How do people, in both the past and the present, think about moments of social and political crisis, and how do they respond to them? What are the interpretive codes by which troubling events are read and given meaning, and what part do these codes play in suggesting specific strategies for coping with the world? In Past Convictions Courtney Booker attempts to answer these questions by examining the controversial divestiture and public penance of Charlemagne's son, the Emperor Louis the Pious, in 833.
Historians have customarily viewed the event as marking the beginning of the end of the Carolingian dynasty. Exploring how both contemporaries and subsequent generations thought about Louis's forfeiture of the throne, Booker contends that certain vivid ninth-century narratives reveal a close but ephemeral connection between historiography and the generic conventions of comedy and tragedy. In tracing how writers of later centuries built upon these dramatic Carolingian accounts to tell a larger story of faith, betrayal, political expediency, and decline, he explicates the ways historiography shapes our vision of the past and what we think we know about it, and the ways its interpretive models may fall short.

About the author

Contributor Notes

Courtney M. Booker teaches history at the University of British Columbia.

Editorial Reviews

Booker is not content to question prevailing interpretations of a single set of events. Instead, he revises at least two centuries' worth of ways of knowing about them. Past Convictions will have paradigmatic significance for scholars seeking to know how various interpretations assumed their adamantine forms.
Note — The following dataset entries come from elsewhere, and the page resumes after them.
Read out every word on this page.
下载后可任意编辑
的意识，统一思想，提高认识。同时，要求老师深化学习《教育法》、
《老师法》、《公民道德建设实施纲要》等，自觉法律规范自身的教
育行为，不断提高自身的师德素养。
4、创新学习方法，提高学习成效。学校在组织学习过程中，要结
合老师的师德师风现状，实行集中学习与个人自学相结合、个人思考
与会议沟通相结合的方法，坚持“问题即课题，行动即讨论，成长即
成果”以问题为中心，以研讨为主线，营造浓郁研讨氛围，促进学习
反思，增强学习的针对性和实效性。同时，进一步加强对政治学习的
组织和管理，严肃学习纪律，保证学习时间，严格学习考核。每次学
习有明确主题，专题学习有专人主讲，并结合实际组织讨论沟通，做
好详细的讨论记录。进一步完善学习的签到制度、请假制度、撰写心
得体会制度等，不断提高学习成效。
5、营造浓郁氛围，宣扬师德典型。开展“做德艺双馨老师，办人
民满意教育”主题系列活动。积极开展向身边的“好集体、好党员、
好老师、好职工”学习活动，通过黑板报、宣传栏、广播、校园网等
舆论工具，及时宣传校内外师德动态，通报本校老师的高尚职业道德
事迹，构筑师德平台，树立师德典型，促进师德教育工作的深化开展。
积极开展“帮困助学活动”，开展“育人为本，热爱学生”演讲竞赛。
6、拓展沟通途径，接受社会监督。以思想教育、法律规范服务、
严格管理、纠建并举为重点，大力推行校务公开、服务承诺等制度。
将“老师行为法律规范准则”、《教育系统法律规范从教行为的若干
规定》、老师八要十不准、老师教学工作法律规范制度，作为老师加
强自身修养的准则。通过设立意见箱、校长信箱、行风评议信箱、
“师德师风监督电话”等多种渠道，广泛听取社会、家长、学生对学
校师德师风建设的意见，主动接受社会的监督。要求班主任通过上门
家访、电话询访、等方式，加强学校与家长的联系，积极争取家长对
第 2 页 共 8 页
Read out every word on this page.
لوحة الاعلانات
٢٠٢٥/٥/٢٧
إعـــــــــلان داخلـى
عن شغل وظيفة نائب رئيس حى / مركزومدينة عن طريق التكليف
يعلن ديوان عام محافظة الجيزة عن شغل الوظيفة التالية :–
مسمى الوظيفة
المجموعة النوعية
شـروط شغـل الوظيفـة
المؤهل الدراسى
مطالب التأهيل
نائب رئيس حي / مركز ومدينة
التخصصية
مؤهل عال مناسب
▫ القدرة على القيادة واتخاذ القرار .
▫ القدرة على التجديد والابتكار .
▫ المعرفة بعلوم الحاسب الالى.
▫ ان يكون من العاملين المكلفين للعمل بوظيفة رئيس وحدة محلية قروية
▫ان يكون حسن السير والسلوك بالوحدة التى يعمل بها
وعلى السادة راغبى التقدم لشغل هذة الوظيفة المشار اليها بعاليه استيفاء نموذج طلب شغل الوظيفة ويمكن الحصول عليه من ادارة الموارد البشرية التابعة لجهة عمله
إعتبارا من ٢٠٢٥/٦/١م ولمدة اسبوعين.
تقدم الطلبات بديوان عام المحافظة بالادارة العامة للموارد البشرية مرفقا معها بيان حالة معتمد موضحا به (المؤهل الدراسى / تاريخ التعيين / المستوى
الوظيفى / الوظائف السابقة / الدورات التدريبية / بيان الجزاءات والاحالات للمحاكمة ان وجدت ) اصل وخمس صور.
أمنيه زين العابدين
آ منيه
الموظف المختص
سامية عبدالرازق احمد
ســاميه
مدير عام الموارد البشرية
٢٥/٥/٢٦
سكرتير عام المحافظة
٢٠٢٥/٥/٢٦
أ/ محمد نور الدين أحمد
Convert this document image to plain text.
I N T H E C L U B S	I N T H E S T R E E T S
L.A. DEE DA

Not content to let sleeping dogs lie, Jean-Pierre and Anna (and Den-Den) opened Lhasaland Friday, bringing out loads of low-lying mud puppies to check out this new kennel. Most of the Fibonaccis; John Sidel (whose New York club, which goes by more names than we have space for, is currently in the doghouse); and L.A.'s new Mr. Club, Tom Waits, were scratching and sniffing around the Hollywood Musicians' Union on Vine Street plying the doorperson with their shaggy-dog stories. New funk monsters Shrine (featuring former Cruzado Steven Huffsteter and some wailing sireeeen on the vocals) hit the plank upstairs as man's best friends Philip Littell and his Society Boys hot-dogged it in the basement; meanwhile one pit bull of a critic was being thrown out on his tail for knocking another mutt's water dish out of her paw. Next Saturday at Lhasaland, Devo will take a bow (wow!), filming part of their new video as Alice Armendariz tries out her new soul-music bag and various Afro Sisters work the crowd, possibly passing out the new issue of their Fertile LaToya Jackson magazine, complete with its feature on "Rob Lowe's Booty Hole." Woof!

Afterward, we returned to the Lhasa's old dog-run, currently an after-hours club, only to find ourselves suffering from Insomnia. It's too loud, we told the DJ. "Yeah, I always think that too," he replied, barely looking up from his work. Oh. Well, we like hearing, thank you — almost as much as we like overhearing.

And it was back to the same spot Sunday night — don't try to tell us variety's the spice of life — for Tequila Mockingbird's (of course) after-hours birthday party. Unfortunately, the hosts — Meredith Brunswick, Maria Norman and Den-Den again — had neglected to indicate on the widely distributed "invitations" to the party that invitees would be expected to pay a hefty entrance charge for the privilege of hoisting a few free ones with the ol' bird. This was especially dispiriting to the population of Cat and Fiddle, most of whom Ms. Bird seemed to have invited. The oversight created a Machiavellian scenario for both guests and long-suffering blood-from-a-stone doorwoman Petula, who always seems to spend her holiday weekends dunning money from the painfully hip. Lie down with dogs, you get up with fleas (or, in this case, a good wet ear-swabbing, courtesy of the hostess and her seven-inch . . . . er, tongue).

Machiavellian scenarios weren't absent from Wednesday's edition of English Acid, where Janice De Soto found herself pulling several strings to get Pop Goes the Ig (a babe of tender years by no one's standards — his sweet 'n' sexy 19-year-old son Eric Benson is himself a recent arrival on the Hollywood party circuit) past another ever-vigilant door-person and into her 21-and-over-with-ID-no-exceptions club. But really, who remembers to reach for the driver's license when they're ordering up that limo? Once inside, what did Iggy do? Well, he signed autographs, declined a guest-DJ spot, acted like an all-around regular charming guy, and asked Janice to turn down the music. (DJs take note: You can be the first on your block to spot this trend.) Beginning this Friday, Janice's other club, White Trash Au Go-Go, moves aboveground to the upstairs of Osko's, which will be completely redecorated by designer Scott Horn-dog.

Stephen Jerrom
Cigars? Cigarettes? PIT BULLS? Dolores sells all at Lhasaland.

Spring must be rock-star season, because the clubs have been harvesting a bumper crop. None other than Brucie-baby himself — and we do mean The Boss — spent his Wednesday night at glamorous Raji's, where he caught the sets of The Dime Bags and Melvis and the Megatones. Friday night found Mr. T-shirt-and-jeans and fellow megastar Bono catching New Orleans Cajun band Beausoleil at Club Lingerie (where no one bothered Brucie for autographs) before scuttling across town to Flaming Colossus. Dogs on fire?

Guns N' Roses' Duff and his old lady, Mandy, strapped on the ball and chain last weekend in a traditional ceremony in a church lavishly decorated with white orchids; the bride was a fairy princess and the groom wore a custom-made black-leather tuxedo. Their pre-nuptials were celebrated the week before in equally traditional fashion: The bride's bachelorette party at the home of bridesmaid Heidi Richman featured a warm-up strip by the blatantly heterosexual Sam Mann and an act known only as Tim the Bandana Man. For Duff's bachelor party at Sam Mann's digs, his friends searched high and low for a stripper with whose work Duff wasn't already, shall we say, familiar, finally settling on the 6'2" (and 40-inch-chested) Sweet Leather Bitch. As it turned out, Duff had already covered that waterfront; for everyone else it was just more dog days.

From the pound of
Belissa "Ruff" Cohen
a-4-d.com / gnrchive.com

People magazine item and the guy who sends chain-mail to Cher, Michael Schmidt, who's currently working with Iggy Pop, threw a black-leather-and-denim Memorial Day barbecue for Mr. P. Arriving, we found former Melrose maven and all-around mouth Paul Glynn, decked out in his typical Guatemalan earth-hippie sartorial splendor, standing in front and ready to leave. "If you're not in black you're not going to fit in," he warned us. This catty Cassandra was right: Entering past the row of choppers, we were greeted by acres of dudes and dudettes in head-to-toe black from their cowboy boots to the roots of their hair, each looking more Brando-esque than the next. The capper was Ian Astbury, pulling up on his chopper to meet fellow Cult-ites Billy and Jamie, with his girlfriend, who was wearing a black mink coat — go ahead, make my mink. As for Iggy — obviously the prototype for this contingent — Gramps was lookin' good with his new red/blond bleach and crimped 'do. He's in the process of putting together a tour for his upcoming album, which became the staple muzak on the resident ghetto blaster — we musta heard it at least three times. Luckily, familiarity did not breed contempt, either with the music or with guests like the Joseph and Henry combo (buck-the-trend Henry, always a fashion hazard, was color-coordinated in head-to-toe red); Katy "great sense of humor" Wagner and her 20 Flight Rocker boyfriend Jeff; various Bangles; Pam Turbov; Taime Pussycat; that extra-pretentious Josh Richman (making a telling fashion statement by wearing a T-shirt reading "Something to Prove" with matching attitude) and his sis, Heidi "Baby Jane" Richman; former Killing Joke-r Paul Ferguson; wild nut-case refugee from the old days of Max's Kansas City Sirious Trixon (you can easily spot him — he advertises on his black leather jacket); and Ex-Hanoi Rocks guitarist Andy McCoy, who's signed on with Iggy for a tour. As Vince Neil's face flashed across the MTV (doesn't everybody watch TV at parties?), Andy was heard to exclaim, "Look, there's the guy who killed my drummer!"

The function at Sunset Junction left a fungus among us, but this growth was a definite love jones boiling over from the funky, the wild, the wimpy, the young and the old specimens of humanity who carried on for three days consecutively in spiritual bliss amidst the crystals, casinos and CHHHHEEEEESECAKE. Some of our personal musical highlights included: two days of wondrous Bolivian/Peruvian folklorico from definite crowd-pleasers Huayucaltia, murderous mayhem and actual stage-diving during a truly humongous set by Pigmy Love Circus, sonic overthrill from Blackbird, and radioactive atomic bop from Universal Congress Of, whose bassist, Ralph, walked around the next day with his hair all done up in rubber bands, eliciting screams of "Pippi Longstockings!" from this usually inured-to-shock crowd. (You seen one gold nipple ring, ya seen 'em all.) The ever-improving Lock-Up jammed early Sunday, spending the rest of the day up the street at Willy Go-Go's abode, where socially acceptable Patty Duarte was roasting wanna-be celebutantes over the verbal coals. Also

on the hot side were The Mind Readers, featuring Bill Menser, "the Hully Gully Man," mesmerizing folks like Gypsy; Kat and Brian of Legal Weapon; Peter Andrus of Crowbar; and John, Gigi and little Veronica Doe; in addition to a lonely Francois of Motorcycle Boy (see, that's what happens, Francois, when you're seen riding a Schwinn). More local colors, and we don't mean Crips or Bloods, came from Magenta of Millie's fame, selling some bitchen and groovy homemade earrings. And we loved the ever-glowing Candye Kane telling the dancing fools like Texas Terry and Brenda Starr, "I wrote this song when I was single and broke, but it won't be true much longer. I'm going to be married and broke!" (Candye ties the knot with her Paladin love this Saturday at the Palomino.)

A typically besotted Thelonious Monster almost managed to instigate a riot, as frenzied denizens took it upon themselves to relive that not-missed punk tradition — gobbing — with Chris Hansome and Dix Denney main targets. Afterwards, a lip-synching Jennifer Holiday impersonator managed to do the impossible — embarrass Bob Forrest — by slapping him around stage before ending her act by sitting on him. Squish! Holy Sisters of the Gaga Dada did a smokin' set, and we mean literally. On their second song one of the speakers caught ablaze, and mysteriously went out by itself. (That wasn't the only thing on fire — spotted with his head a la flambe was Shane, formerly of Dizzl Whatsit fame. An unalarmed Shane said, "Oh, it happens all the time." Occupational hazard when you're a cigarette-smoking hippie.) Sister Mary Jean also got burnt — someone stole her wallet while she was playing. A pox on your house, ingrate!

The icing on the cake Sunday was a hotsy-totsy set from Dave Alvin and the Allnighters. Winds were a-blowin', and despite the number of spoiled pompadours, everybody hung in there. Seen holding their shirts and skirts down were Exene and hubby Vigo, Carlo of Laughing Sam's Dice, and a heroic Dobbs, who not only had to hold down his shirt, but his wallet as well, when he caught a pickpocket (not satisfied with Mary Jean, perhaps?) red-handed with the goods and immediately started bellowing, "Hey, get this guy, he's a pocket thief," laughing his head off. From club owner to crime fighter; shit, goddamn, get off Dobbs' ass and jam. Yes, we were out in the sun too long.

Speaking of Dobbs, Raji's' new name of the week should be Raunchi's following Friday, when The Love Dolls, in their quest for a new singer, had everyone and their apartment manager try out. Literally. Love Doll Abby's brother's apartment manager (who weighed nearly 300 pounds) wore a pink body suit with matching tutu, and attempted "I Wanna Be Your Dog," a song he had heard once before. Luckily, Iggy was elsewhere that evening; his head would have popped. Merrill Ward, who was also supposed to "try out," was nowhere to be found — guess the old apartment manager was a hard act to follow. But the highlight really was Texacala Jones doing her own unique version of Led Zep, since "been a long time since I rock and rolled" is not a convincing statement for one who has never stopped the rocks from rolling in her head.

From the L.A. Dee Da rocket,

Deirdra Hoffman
Thomas F. X. Noble, University of Notre Dame

The book makes two impressive contributions to medieval history. First, Booker's careful analysis of a thousand-year-long historiographical tradition sounds a warning about the dangers of relying on reified traditions. Second, he cleverly recovers stifled voices from the ninth century, ones well worth remembering for their power in deposing an emperor. . . . An important read for anyone interested in historiography or Carolingian history.